There's one change that I think stands for the film adaptation as a whole. It's not an especially gratuitous bit. It's the scene where, as Dan and Laurie try to break him out of prison, Rorschach holds them up so that he can go and do nasty (unseen) things to Big Figure in the gents' toilets. It's implicitly clear in the book that he forces Big Figure bodily down the lav and flushes on him - this is backed up by an innocent remark from Laurie about not wanting to dive head first into things, and a knowing reply from Rorschach. It's a moment of sick humour. In the film, the joke is lost and it's blood, not water, that flows out under the toilet door as they walk away. Red, viscous blood in Shining-esque quantities. As I say, this pretty much sums up for me what Zack Snyder has done here - sacrificed subtlety for the sake of being more in-your-face.
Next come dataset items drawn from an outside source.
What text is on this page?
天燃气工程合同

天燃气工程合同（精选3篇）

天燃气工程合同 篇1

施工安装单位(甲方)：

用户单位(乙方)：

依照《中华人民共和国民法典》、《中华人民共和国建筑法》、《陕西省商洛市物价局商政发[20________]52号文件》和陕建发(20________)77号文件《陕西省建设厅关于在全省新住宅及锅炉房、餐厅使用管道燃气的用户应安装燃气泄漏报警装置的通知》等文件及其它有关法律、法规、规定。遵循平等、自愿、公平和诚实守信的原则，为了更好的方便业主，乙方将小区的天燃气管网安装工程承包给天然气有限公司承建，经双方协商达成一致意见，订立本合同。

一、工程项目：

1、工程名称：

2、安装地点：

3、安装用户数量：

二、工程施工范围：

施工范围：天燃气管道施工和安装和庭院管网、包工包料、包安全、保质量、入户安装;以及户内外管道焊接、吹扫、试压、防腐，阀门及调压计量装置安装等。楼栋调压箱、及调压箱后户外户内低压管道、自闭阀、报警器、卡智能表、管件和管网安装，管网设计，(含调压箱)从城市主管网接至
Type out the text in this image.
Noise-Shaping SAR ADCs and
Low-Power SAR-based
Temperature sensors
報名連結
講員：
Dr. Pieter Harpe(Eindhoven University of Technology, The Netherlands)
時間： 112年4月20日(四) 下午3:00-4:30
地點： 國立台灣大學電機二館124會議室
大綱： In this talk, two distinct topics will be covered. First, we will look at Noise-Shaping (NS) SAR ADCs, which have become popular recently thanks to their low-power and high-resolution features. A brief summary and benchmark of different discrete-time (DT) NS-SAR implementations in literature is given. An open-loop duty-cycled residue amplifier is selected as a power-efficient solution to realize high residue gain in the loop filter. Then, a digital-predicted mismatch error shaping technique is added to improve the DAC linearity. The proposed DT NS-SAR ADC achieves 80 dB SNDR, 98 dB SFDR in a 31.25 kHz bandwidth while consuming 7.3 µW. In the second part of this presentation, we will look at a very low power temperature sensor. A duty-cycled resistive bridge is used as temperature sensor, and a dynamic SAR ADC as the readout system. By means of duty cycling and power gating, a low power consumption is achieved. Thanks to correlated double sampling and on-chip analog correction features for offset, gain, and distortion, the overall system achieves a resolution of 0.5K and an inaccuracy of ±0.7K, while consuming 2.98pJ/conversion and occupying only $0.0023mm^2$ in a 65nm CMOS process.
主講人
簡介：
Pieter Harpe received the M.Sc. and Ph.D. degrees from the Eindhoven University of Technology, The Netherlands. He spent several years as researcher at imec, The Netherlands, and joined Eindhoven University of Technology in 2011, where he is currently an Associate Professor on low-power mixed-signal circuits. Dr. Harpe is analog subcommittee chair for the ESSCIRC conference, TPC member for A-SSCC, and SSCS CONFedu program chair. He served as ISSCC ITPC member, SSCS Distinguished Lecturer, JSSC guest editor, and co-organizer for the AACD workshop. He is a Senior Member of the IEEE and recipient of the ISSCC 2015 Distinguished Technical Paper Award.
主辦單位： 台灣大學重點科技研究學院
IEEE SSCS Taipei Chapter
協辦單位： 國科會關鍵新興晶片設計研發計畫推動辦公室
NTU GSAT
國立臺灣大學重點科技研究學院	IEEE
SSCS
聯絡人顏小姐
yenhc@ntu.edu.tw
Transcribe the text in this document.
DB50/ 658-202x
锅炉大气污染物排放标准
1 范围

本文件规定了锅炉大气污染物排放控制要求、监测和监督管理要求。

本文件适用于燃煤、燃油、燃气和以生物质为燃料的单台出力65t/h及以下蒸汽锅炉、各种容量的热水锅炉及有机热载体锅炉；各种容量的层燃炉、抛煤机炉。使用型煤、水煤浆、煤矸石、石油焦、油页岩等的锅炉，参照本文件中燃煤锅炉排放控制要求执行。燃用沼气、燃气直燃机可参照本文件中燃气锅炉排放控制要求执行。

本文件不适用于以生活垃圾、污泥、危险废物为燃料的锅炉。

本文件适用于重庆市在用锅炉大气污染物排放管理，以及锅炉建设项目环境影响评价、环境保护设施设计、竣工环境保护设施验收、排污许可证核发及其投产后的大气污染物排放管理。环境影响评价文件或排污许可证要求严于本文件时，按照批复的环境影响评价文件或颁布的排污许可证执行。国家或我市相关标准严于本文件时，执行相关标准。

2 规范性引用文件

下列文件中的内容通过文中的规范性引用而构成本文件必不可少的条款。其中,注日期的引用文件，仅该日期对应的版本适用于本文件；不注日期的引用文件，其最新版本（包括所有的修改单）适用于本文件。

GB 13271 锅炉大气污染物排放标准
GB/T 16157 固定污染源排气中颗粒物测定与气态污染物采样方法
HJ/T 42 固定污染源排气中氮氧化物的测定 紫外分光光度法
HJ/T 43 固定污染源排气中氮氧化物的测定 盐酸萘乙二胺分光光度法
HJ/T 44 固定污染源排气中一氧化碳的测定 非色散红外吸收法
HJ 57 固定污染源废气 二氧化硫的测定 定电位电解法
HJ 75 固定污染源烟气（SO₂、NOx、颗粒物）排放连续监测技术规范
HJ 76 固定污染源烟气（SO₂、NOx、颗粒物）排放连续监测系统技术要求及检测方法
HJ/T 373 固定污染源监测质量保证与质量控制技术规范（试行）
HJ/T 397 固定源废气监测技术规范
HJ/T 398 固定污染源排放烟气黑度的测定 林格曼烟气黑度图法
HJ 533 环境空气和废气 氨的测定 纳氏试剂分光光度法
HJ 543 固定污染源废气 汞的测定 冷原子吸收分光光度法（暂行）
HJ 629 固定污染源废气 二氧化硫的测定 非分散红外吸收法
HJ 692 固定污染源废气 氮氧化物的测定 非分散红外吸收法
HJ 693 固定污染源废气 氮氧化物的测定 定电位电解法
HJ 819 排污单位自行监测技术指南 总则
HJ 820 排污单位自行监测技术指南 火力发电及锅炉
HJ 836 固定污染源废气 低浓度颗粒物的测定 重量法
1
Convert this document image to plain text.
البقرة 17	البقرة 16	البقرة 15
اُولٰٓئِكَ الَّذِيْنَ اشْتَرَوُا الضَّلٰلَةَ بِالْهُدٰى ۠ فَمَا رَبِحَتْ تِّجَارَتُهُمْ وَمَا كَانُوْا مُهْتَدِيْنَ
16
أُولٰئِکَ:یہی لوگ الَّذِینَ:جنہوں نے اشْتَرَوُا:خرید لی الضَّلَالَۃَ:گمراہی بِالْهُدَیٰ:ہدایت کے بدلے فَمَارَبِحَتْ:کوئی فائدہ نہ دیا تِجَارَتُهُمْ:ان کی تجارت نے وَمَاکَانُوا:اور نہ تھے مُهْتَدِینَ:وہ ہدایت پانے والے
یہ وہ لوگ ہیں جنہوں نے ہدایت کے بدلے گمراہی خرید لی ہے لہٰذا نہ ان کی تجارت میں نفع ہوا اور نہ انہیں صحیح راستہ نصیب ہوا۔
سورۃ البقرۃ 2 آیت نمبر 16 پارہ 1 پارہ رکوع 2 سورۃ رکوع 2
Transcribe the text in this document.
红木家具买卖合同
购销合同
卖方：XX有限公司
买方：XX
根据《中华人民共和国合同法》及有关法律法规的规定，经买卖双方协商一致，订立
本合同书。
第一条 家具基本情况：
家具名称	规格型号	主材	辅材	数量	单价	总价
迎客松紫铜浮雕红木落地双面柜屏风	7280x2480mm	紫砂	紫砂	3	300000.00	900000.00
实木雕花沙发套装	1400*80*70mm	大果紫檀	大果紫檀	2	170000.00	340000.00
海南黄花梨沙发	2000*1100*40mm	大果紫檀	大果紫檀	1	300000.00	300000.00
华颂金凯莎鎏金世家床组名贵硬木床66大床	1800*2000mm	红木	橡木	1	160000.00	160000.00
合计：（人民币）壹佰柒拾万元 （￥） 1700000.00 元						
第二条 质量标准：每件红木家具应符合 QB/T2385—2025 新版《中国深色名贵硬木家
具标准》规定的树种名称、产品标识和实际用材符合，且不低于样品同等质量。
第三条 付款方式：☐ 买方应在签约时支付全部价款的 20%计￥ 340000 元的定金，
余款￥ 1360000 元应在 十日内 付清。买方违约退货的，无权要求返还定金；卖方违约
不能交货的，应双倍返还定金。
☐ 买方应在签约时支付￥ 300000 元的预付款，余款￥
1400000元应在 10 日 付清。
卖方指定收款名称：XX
(This paragraph left intentionally blank for you to add your own pertinent thoughts about Dr Manhattan's enormous luminous blue wanger. See, even that had to be bigger and more graphic, didn't it? Tsk.)
So yes, it's an excellent film, both in itself and as a version of Watchmen. It's remained complex and thought-provoking, if less nuanced than the book. But it's just rather horrible in places. The story itself is horrible, philosophically speaking - an "end justifies the means" fable with no happy ending and no easy answers, although that in itself may serve as a comment on Alan Moore's true feelings about the "end justifies the means" worldview. But the book is a lot easier to stomach.